Finding out when the resistors fail would be a sensible move. The biggest risk in the failure of a circlotron amp is too much DC current across the speaker coil. At worst this would be the the full quiescent current of five output tubes (250mA to 500mA max). A detection circuit to detect imbalance across the outputs might be an option. As for measuring individual tube bias, I'm not super concerned about that. The resistors will provide some minor correction. I've read that the Atmasphere circlotrons don't bother with tube matching or individual current adjustment since it's diminishing returns for the effort.

In hindsight, there may be a small benefit in angling each tube base so that the hottest portion of each tube's anode/glass does not point to the same portion of hottest anode/glass on the adjacent tube in the other row.

I'm hoping some forced air coming through the chassis from below will compensate for the close spacing. I've done a prototype with this spacing and it was hot but not absurdly so. Much of the heat comes from the class A operation and I tend to run in the low 50-100mA range for longevity.

Thanks for your observations. I need this kind of feedback to slow me down so I don't make any critical mistakes.
 
The tuned snubber (eg. see the Quasimodo threads) aims to alleviate diode commutation related noise - and is only partly related to primary winding impedance and not related to mains inrush suppression.

The output stage cathode current sense resistors are more about easy confirmation that a particular valve is working, and if it has degraded - that kind of maintenance testing is preferably at least periodic, or linked to some kind of monitor - so not related to a PP balance mindset, but rather a concern about failure or imbalance that causes the other parallel valves to have to over-exert themselves and that stress causing notable reduction in service life, or as you indicate, speaker damage.
 
Any time you build an amp, tube or solid state, with no output trafo or capacitor, and you’re running a power supply over about 20 or 25 volts you need a DC protect. Trouble is, people don’t like relays in series with their speakers. If you’re ready planning some sort of soft start power management, attack it there. Have the DC condition shut the amplifier down. Open the relay across the soft start resistor and *latch* a 120v-coil relay in series with the resistor open. One little piece of sand sequined - a MOC3010 optoisolator. You want it to occur more quickly? Crowbar the screen supply at the same time. That reduces emissions in the tube quick.

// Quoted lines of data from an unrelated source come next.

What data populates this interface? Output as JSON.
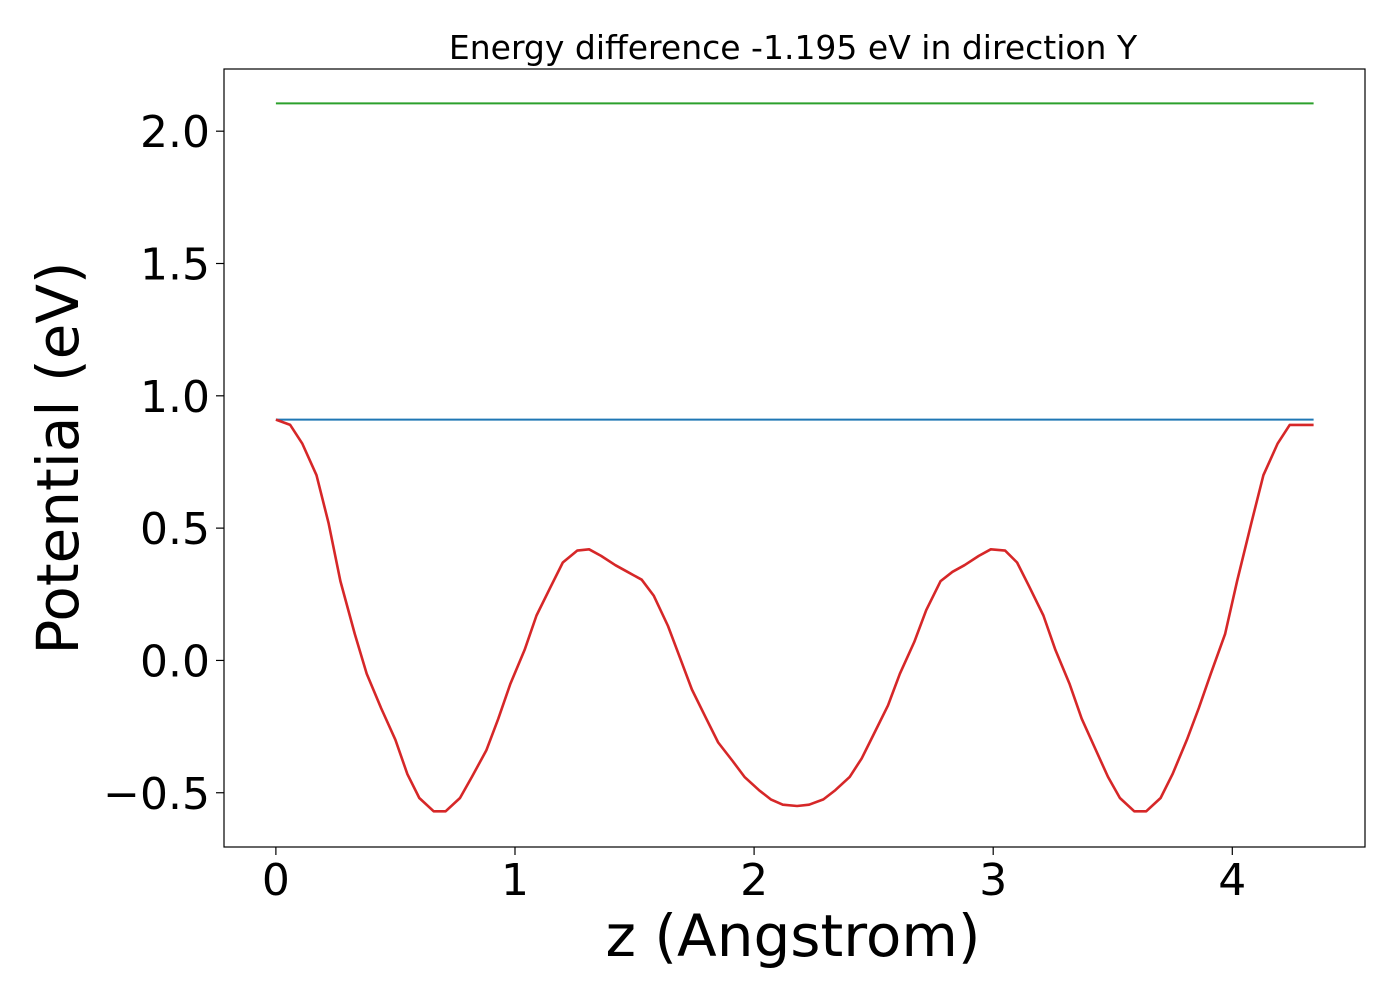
{
  "chart_data": {
    "type": "line",
    "title": "Energy difference -1.195 eV in direction Y",
    "xlabel": "z (Angstrom)",
    "ylabel": "Potential (eV)",
    "xlim": [
      -0.217,
      4.555
    ],
    "ylim": [
      -0.705,
      2.235
    ],
    "xticks": [
      0,
      1,
      2,
      3,
      4
    ],
    "xtick_labels": [
      "0",
      "1",
      "2",
      "3",
      "4"
    ],
    "yticks": [
      -0.5,
      0.0,
      0.5,
      1.0,
      1.5,
      2.0
    ],
    "ytick_labels": [
      "−0.5",
      "0.0",
      "0.5",
      "1.0",
      "1.5",
      "2.0"
    ],
    "grid": false,
    "legend": "none",
    "series": [
      {
        "color": "#2ca02c",
        "x": [
          0,
          4.34
        ],
        "y": [
          2.105,
          2.105
        ]
      },
      {
        "color": "#1f77b4",
        "x": [
          0,
          4.34
        ],
        "y": [
          0.91,
          0.91
        ]
      },
      {
        "color": "#d62728",
        "x": [
          0,
          0.06,
          0.11,
          0.17,
          0.22,
          0.27,
          0.33,
          0.38,
          0.44,
          0.5,
          0.55,
          0.6,
          0.66,
          0.71,
          0.77,
          0.82,
          0.88,
          0.93,
          0.98,
          1.04,
          1.09,
          1.15,
          1.2,
          1.26,
          1.31,
          1.36,
          1.42,
          1.47,
          1.53,
          1.58,
          1.64,
          1.69,
          1.74,
          1.8,
          1.85,
          1.91,
          1.96,
          2.02,
          2.07,
          2.12,
          2.18,
          2.23,
          2.29,
          2.34,
          2.4,
          2.45,
          2.5,
          2.56,
          2.61,
          2.67,
          2.72,
          2.78,
          2.83,
          2.88,
          2.94,
          2.99,
          3.05,
          3.1,
          3.15,
          3.21,
          3.26,
          3.32,
          3.37,
          3.43,
          3.48,
          3.53,
          3.59,
          3.64,
          3.7,
          3.75,
          3.81,
          3.86,
          3.91,
          3.97,
          4.02,
          4.08,
          4.13,
          4.19,
          4.24,
          4.29,
          4.34
        ],
        "y": [
          0.91,
          0.89,
          0.82,
          0.7,
          0.52,
          0.3,
          0.1,
          -0.05,
          -0.18,
          -0.3,
          -0.43,
          -0.52,
          -0.57,
          -0.57,
          -0.52,
          -0.44,
          -0.34,
          -0.22,
          -0.09,
          0.04,
          0.17,
          0.28,
          0.37,
          0.415,
          0.42,
          0.395,
          0.36,
          0.335,
          0.305,
          0.245,
          0.13,
          0.01,
          -0.11,
          -0.22,
          -0.31,
          -0.38,
          -0.44,
          -0.49,
          -0.525,
          -0.545,
          -0.55,
          -0.545,
          -0.525,
          -0.49,
          -0.44,
          -0.37,
          -0.28,
          -0.17,
          -0.05,
          0.07,
          0.19,
          0.3,
          0.335,
          0.36,
          0.395,
          0.42,
          0.415,
          0.37,
          0.28,
          0.17,
          0.04,
          -0.09,
          -0.22,
          -0.34,
          -0.44,
          -0.52,
          -0.57,
          -0.57,
          -0.52,
          -0.43,
          -0.3,
          -0.18,
          -0.05,
          0.1,
          0.3,
          0.52,
          0.7,
          0.82,
          0.89,
          0.89,
          0.89
        ]
      }
    ]
  }
}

Fusing the HT is pretty simple if you plan ahead a little. Fuse the primaries, not the secondary. Dangerous to fuse that much DC anyway. And fuse the output tube heater supply on the same fuse. If screen voltage is still there, there won’t be any emissions. If one side went down and the other side is still up, you will also trip the DC protect.

When you start playing with big amplifiers, you want to develop and vet all of the supervisor and protection circuits before any sort of high power test. And all of your voltage regulator circuits. You don’t want any mosfets failing short on you, and many types have very poor DC SOA.

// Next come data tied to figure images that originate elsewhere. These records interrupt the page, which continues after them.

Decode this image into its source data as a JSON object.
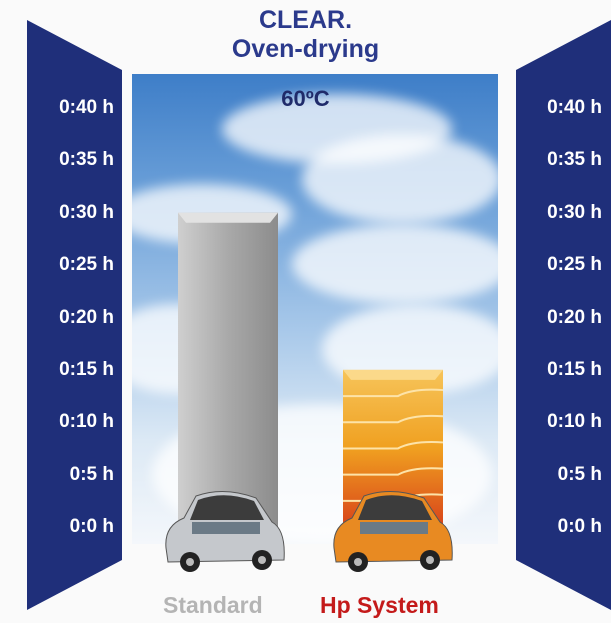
{
  "title": {
    "line1": "CLEAR.",
    "line2": "Oven-drying"
  },
  "condition": "60ºC",
  "axis": {
    "ticks": [
      "0:40 h",
      "0:35 h",
      "0:30 h",
      "0:25 h",
      "0:20 h",
      "0:15 h",
      "0:10 h",
      "0:5 h",
      "0:0 h"
    ]
  },
  "colors": {
    "panel": "#1f2f7a",
    "standard_bar": "#a9a9a9",
    "hp_bar": "#f0a020",
    "standard_label": "#b4b4b4",
    "hp_label": "#c41a1a",
    "title": "#2b3a8c"
  },
  "icons": [
    "car-icon"
  ],
  "chart_data": {
    "type": "bar",
    "title": "CLEAR. Oven-drying",
    "subtitle": "60ºC",
    "categories": [
      "Standard",
      "Hp System"
    ],
    "values": [
      30,
      15
    ],
    "units": "minutes",
    "ylim": [
      0,
      40
    ],
    "tick_step": 5,
    "grid": false,
    "legend": "none"
  }
}
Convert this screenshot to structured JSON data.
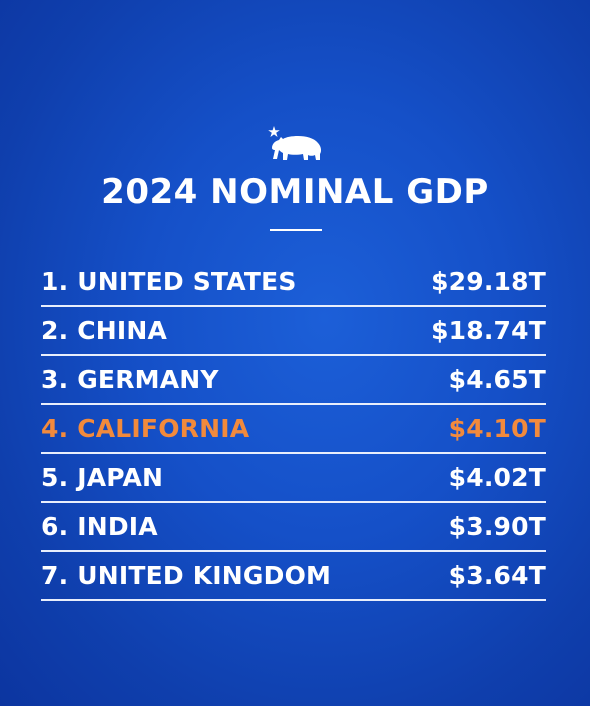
{
  "title": "2024 NOMINAL GDP",
  "colors": {
    "background": "#1550c8",
    "text": "#ffffff",
    "highlight": "#f28a3c"
  },
  "logo_icon": "california-bear-star-icon",
  "chart_data": {
    "type": "table",
    "title": "2024 NOMINAL GDP",
    "highlight_index": 3,
    "rows": [
      {
        "rank": "1.",
        "name": "UNITED STATES",
        "value": "$29.18T"
      },
      {
        "rank": "2.",
        "name": "CHINA",
        "value": "$18.74T"
      },
      {
        "rank": "3.",
        "name": "GERMANY",
        "value": "$4.65T"
      },
      {
        "rank": "4.",
        "name": "CALIFORNIA",
        "value": "$4.10T"
      },
      {
        "rank": "5.",
        "name": "JAPAN",
        "value": "$4.02T"
      },
      {
        "rank": "6.",
        "name": "INDIA",
        "value": "$3.90T"
      },
      {
        "rank": "7.",
        "name": "UNITED KINGDOM",
        "value": "$3.64T"
      }
    ]
  }
}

And about the Quasimodo snubbers - tube amplifiers always seem t require them, many times even if you use fast rectifiers. Faster rectifiers pushes the ringing frequency up but maybe not high enough for the losses to damp it. Lots of turns makes lots of capacitance and inductance. You may get away without it on your basic transistor amp and the same VA rating trafo at 5X the voltage rings like a bell.

And where did you get those pretty red compactron sockets?.
 
Tube amps are the least likely to need HT winding snubbing imho, due to relatively high winding resistance and shunt capacitance, and relatively low filter capacitance. The HT on this tube amp is not typical, due to the low 130Vac winding voltage and high winding current and huge proposed filter cap - that makes it more equivalent to an ss amp, and pushes the dI/dt up at the time the diodes are turning off.

Fusing the secondary winding is very practical imho, especially if the transformer has multiple secondary windings. It may also provide better discrimination than a primary side fuse if that fuse was up-sized due to transformer in-rush.